O'Connor said he would decide later on whether class members
suffered financial harms and American must pay them damages.
American said in a statement that it was reviewing the
decision. Lawyers for Spence did not immediately respond to
requests for comment.
BlackRock ( BLK ), which on Thursday said it was leaving an
environmentally focused investor group under pressure from
Republican politicians, is not involved in the lawsuit.

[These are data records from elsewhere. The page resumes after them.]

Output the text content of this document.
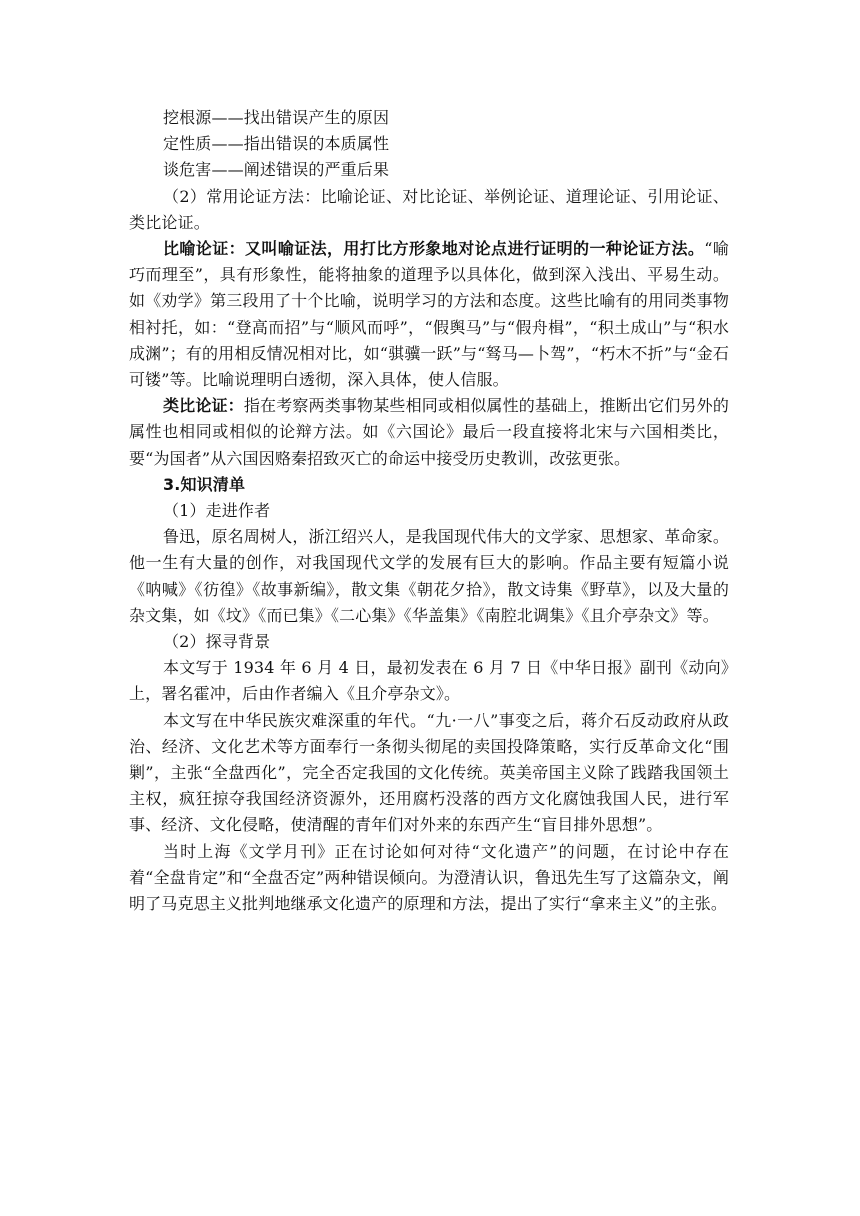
挖根源——找出错误产生的原因

定性质——指出错误的本质属性

谈危害——阐述错误的严重后果

（2）常用论证方法：比喻论证、对比论证、举例论证、道理论证、引用论证、类比论证。

比喻论证：又叫喻证法，用打比方形象地对论点进行证明的一种论证方法。“喻巧而理至”，具有形象性，能将抽象的道理予以具体化，做到深入浅出、平易生动。如《劝学》第三段用了十个比喻，说明学习的方法和态度。这些比喻有的用同类事物相衬托，如：“登高而招”与“顺风而呼”，“假舆马”与“假舟楫”，“积土成山”与“积水成渊”；有的用相反情况相对比，如“骐骥一跃”与“驽马—卜驾”，“朽木不折”与“金石可镂”等。比喻说理明白透彻，深入具体，使人信服。

类比论证：指在考察两类事物某些相同或相似属性的基础上，推断出它们另外的属性也相同或相似的论辩方法。如《六国论》最后一段直接将北宋与六国相类比，要“为国者”从六国因赂秦招致灭亡的命运中接受历史教训，改弦更张。

3.知识清单

（1）走进作者

鲁迅，原名周树人，浙江绍兴人，是我国现代伟大的文学家、思想家、革命家。他一生有大量的创作，对我国现代文学的发展有巨大的影响。作品主要有短篇小说《呐喊》《彷徨》《故事新编》，散文集《朝花夕拾》，散文诗集《野草》，以及大量的杂文集，如《坟》《而已集》《二心集》《华盖集》《南腔北调集》《且介亭杂文》等。

（2）探寻背景

本文写于 1934 年 6 月 4 日，最初发表在 6 月 7 日《中华日报》副刊《动向》上，署名霍冲，后由作者编入《且介亭杂文》。

本文写在中华民族灾难深重的年代。“九·一八”事变之后，蒋介石反动政府从政治、经济、文化艺术等方面奉行一条彻头彻尾的卖国投降策略，实行反革命文化“围剿”，主张“全盘西化”，完全否定我国的文化传统。英美帝国主义除了践踏我国领土主权，疯狂掠夺我国经济资源外，还用腐朽没落的西方文化腐蚀我国人民，进行军事、经济、文化侵略，使清醒的青年们对外来的东西产生“盲目排外思想”。

当时上海《文学月刊》正在讨论如何对待“文化遗产”的问题，在讨论中存在着“全盘肯定”和“全盘否定”两种错误倾向。为澄清认识，鲁迅先生写了这篇杂文，阐明了马克思主义批判地继承文化遗产的原理和方法，提出了实行“拿来主义”的主张。
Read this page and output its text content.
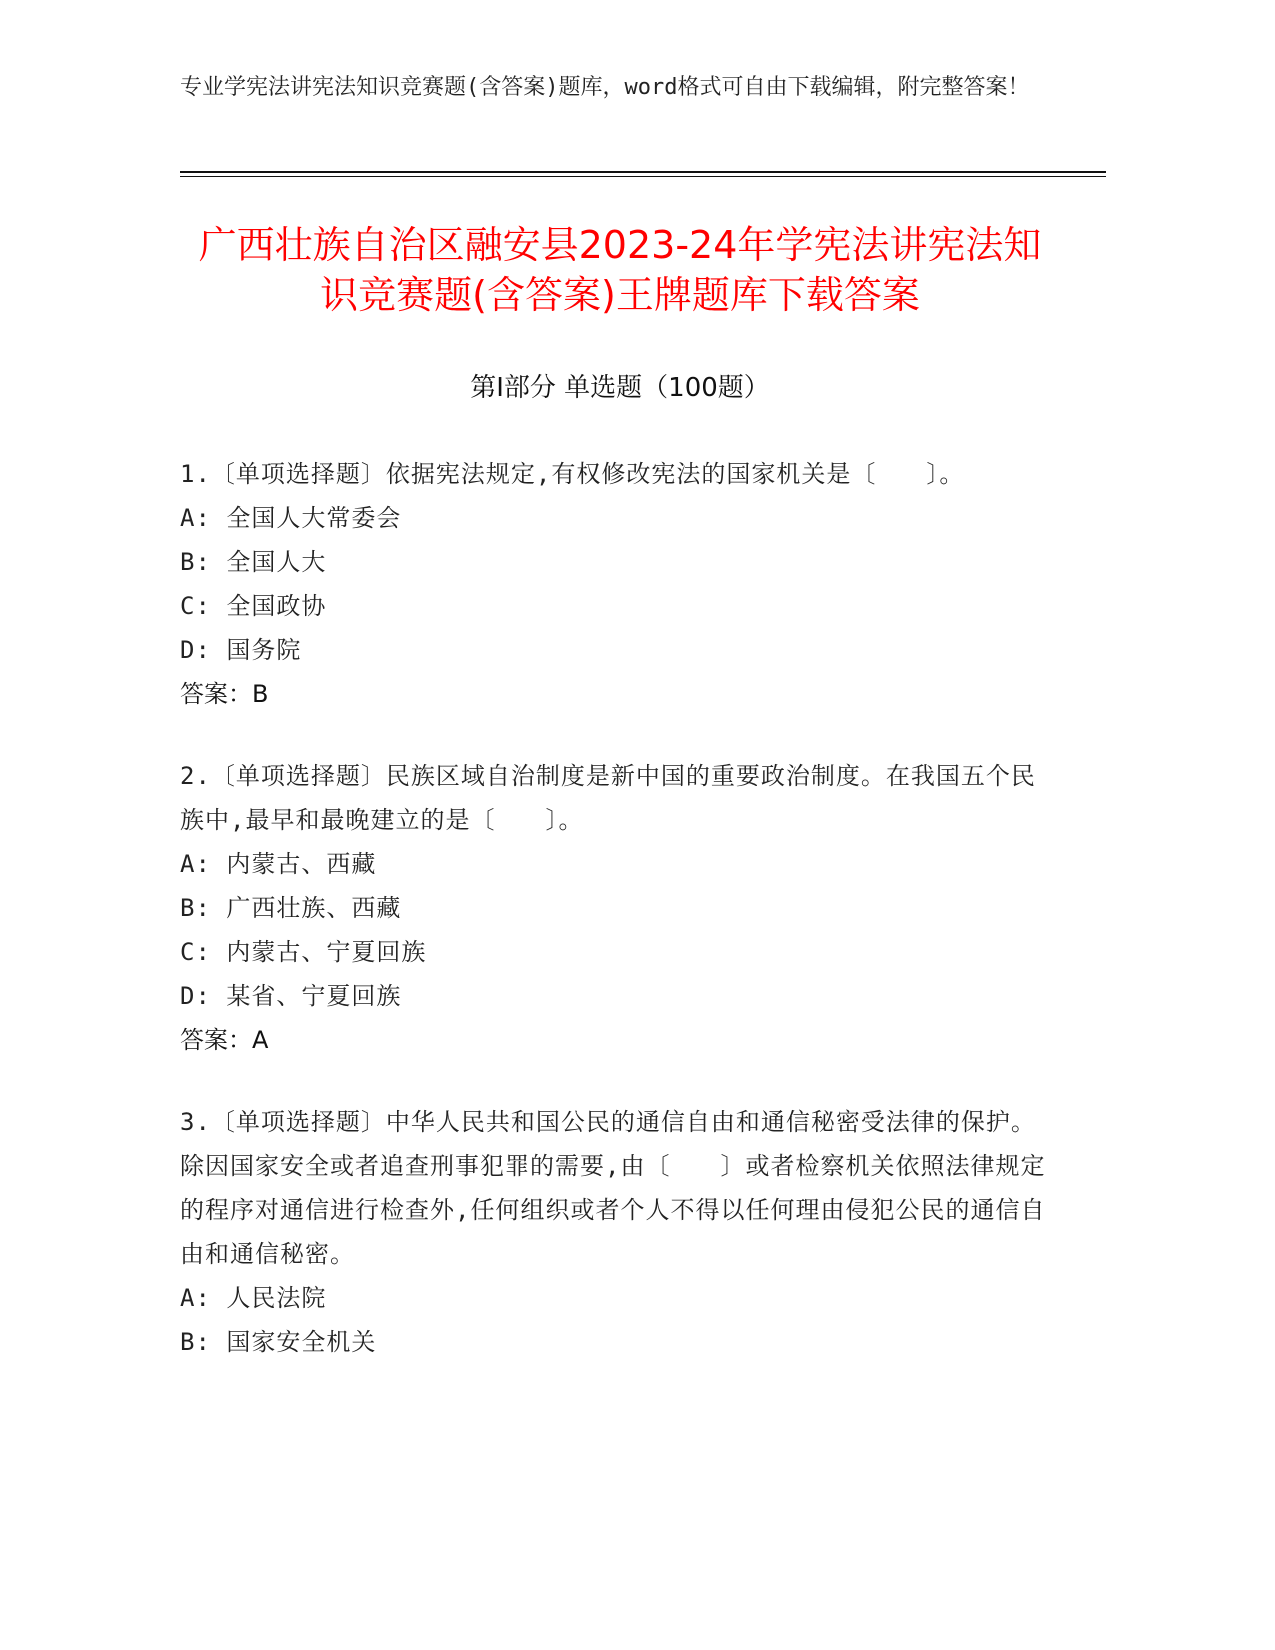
专业学宪法讲宪法知识竞赛题(含答案)题库，word格式可自由下载编辑，附完整答案！
广西壮族自治区融安县2023-24年学宪法讲宪法知识竞赛题(含答案)王牌题库下载答案
第Ⅰ部分 单选题（100题）
1.〔单项选择题〕依据宪法规定,有权修改宪法的国家机关是〔　　〕。
A: 全国人大常委会
B: 全国人大
C: 全国政协
D: 国务院
答案：B
2.〔单项选择题〕民族区域自治制度是新中国的重要政治制度。在我国五个民族中,最早和最晚建立的是〔　　〕。
A: 内蒙古、西藏
B: 广西壮族、西藏
C: 内蒙古、宁夏回族
D: 某省、宁夏回族
答案：A
3.〔单项选择题〕中华人民共和国公民的通信自由和通信秘密受法律的保护。除因国家安全或者追查刑事犯罪的需要,由〔　　〕或者检察机关依照法律规定的程序对通信进行检查外,任何组织或者个人不得以任何理由侵犯公民的通信自由和通信秘密。
A: 人民法院
B: 国家安全机关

In November, BlackRock ( BLK ) and two rival asset managers were
sued by 11 Republican-led states who claim the firms violated
federal antitrust law through climate activism that reduced coal
production and caused energy costs to increase. BlackRock ( BLK ) called
the claims baseless.
Spence sued American in 2023, saying it had violated the
federal Employee Retirement Income Security Act (ERISA) by
failing to remain loyal to 401(k) plan participants and to
prudently oversee their assets.
O'Connor last February rejected American's claims that the
lawsuit should be dismissed because Spence could not show that
the 401(k) plan had underperformed, paving the way for a trial.
On Friday, the judge said that American had breached its
duty of loyalty to retirement plan participants. But the
company's decisions did not violate its duty of prudence,
O'Connor said, because it was acting according to prevailing
industry standards.
O'Connor is known for frequently ruling in favor of
conservative litigants challenging laws and regulations
governing guns, LGBTQ rights and healthcare.
The Biden administration in 2023 adopted a rule allowing
401(k) and other plans to consider ESG factors as a "tiebreaker"
between financially equal investment options.
The rule replaced a regulation adopted during Republican
President-elect Donald Trump's first administration barring the
consideration of any non-financial factors, which could be
resurrected after Trump takes office for the second time later
this month.
A Texas federal judge is currently considering a legal
challenge to the Biden administration rule by 25 Republican-led
states and oil drilling company Liberty Energy.